NFLPA alleges DraftKings could owe $65m over NFT marketplace dispute
Operator accused of failing to pay National Football League Players Association for intellectual property rights agreement as NFT frenzy fizzled out

The National Football League Players Association (NFLPA) is seeking damages totalling $65.3m (£49.4m) in a lawsuit filed against DraftKings in relation to the operator’s now-shuttered NFT marketplace.
The legal action is centred around DraftKings’ decision to close its NFT marketplace as well as Reignmakers, an initiative designed to allow users to group NFTs of one specific athlete and enter into fantasy sports.
For DraftKings to mint these player-specific NFTs, the operator needed the right to use the name, image and likeness (NIL) of NFL players and guaranteed payments to the NFLPA to pursue this aim.
The NFLPA’s complaint states DraftKings told the representative body on 30 July that it “would no longer abide by its payment obligations” after closing the NFT marketplace on 29 July.
In its claim, the NFLPA noted: “The impetus for DraftKings’ decision to repudiate its licence agreement with Plaintiffs is simple: the once white-hot market for NFTs has cooled down.
“DraftKings is also facing a civil lawsuit and regulatory inquiries into its product. Buyers’ remorse, however, is not a basis to terminate a contract.
“Here, DraftKings – a sophisticated and amply resourced gaming behemoth – assumed the risks inherent in its product save for carefully negotiated and narrow termination grounds.”
Those termination grounds, according to the NFLPA, are based on DraftKings’ ability to terminate a partnership if “a government, regulatory or adjudicatory body ‘determines’ that the ‘licensed products’ constitute ‘securities’”.
It is important to note that at no point in the legal document is the $65.3m figure confirmed but, instead, attorneys for the plaintiffs address the amount DraftKings has paid five key executives since 2021, including co-founder and CEO Jason Robins.
The claim notes the total compensation paid to the five prominent DraftKings’ figures since 2021, when the deal between the two parties was signed, amounts to “approximately quadruple” of what the operator owes the NFLPA.
The agreement was structured in a way that meant the licensing periods were split into five, the first of which stemmed from 2021-23, with the next four each lasting a year.
Each period would also see DraftKings pay a “minimum guarantee” to the NFLPA that would be paid “regardless of how many sales occur or how much revenue is generated”, according to terms of the deal.
In April 2023, when the first payment was due, the NFLPA claims that DraftKings harboured concerns over the declining popularity of the product, which had waned significantly from its peak, where certain NFTs were being secured for $10,000.
In light of the market’s decline, the NFLPA argues it renegotiated some terms of the deal despite being under no legal obligation to do so as the complaint suggests DraftKings was “stricken with buyer’s remorse”.
Despite this, when the next payment was due in April of this year, DraftKings did not part ways with any cash and instead is alleged to have threatened to shutter Reignmakers rather than continue the licensing deal.

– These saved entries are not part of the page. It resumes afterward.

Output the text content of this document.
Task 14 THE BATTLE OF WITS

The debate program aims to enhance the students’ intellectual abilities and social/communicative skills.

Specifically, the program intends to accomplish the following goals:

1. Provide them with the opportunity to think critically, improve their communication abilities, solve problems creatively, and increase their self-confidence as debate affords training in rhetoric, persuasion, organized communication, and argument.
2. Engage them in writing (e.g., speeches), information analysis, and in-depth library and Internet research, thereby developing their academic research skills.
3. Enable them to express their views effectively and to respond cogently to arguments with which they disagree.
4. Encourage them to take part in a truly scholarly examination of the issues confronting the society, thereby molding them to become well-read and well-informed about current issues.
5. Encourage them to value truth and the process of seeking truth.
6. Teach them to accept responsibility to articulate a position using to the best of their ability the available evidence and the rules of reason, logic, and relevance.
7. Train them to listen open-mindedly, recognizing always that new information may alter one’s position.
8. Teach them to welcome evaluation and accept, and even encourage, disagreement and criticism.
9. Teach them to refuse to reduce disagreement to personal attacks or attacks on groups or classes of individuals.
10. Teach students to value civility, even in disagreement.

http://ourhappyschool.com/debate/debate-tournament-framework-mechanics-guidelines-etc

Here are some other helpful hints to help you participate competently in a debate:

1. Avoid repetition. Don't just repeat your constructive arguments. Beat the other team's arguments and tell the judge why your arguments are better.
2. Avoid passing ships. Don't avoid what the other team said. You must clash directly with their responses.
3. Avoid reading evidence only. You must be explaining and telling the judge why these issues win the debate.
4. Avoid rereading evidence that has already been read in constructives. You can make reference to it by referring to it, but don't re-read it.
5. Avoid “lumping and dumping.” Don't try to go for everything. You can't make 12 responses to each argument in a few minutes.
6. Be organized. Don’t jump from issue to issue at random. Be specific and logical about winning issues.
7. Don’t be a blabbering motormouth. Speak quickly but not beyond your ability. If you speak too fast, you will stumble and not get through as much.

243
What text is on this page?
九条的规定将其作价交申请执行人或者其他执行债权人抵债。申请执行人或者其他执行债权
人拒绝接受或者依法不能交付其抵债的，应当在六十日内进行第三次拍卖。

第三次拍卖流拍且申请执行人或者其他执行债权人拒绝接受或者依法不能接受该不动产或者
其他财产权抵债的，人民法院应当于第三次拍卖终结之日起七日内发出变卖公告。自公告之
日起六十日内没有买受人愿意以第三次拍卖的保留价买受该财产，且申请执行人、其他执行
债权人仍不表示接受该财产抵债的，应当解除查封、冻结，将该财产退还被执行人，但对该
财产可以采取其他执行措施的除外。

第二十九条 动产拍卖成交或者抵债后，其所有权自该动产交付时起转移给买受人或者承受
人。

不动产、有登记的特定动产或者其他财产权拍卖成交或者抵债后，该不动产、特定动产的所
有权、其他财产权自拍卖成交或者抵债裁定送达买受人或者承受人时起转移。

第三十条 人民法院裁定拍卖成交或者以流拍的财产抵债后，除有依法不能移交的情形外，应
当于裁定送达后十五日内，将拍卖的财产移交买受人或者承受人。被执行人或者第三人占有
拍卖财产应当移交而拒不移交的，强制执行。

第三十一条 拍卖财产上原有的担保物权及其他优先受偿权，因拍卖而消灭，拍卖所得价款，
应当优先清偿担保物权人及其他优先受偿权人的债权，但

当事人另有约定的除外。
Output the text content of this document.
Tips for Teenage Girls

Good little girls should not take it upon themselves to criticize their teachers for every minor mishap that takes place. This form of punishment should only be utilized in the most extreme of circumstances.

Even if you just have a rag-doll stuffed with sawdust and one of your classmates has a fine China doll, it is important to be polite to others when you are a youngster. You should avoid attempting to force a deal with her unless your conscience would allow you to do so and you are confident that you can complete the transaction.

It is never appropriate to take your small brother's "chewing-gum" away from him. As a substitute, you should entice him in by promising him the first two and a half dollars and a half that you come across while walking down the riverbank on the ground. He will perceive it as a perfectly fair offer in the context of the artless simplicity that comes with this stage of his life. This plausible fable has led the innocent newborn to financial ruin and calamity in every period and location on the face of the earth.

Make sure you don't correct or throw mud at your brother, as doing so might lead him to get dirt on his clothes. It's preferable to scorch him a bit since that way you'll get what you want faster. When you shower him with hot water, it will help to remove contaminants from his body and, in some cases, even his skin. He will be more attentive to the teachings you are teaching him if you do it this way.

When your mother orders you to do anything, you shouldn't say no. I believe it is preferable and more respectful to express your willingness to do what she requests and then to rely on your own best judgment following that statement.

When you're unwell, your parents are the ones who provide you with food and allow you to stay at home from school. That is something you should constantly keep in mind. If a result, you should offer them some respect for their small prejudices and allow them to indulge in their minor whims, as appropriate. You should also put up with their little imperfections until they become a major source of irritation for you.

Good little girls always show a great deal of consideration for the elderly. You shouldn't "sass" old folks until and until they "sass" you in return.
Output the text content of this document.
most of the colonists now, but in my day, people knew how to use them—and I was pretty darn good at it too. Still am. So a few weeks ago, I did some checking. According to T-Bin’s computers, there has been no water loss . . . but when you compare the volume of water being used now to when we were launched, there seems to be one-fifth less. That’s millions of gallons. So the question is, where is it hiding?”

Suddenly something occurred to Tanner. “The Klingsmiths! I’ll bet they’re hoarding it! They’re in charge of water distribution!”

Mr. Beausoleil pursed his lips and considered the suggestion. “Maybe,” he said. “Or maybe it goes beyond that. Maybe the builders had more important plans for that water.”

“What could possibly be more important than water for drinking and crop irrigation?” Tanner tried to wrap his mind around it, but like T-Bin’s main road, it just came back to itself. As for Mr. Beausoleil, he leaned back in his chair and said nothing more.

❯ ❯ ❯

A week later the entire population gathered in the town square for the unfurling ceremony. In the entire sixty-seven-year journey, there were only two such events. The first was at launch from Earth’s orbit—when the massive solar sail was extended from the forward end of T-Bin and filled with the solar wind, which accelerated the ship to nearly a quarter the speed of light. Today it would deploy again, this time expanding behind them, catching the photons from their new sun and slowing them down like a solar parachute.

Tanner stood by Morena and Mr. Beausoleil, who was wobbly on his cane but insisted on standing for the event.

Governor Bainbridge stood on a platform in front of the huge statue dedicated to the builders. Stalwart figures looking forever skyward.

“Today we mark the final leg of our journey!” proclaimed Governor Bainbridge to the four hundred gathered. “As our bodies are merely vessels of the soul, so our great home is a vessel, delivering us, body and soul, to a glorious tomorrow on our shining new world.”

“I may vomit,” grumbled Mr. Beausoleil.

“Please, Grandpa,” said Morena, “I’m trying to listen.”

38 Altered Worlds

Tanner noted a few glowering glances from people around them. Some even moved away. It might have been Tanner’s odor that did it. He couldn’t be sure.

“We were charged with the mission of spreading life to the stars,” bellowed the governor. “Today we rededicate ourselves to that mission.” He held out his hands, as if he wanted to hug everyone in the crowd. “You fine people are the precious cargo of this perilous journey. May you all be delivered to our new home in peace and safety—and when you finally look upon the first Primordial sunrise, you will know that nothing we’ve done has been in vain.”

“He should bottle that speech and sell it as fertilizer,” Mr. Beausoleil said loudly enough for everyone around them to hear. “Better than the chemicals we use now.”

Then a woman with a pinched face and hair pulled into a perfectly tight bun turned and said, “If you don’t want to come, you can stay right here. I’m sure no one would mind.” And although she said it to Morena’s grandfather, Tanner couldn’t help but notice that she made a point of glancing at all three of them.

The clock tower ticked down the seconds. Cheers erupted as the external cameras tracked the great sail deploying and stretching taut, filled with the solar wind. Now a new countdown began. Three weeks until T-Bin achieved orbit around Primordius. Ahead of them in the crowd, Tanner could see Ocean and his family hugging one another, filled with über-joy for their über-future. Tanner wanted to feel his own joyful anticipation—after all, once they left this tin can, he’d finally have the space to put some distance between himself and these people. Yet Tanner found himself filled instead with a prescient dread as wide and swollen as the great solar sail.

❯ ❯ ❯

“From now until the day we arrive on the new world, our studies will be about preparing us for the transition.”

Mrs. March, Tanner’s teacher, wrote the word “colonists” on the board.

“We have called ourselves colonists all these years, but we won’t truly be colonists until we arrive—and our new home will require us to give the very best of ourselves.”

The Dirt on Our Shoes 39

The complaint reads: “At the end of the day, and despite DraftKings’ best efforts to muddy the waters, this case is extraordinarily simple. DraftKings’ inability to profitably commercialise the intellectual property it licensed does not excuse performance, and DraftKings must pay what is due.”
In March 2023, plaintiff Justin Dufoe brought a punitive class action against DraftKings in which he claimed the NFTs constituted securities and that DraftKings had denied investors information in regard to the product’s risk.
DraftKings moved to dismiss the lawsuit in September 2023 before the US District Court for the District of Massachusetts, which denied the request.
The court reached “no decision on the merits”, meaning that by default it agreed the plaintiff had “plausibly alleged” the NFTs could constitute securities.
According to the NFLPA, DraftKings then attempted to use this ruling to allow it to terminate the agreement with the body as part of the operator’s government, regulatory or adjudicatory body determination claims.
The complaint states: “DraftKings’ attempt to use the Dufoe preliminary ruling as a basis for termination under any the provisions delineated … is meritless and brazenly pretextual.”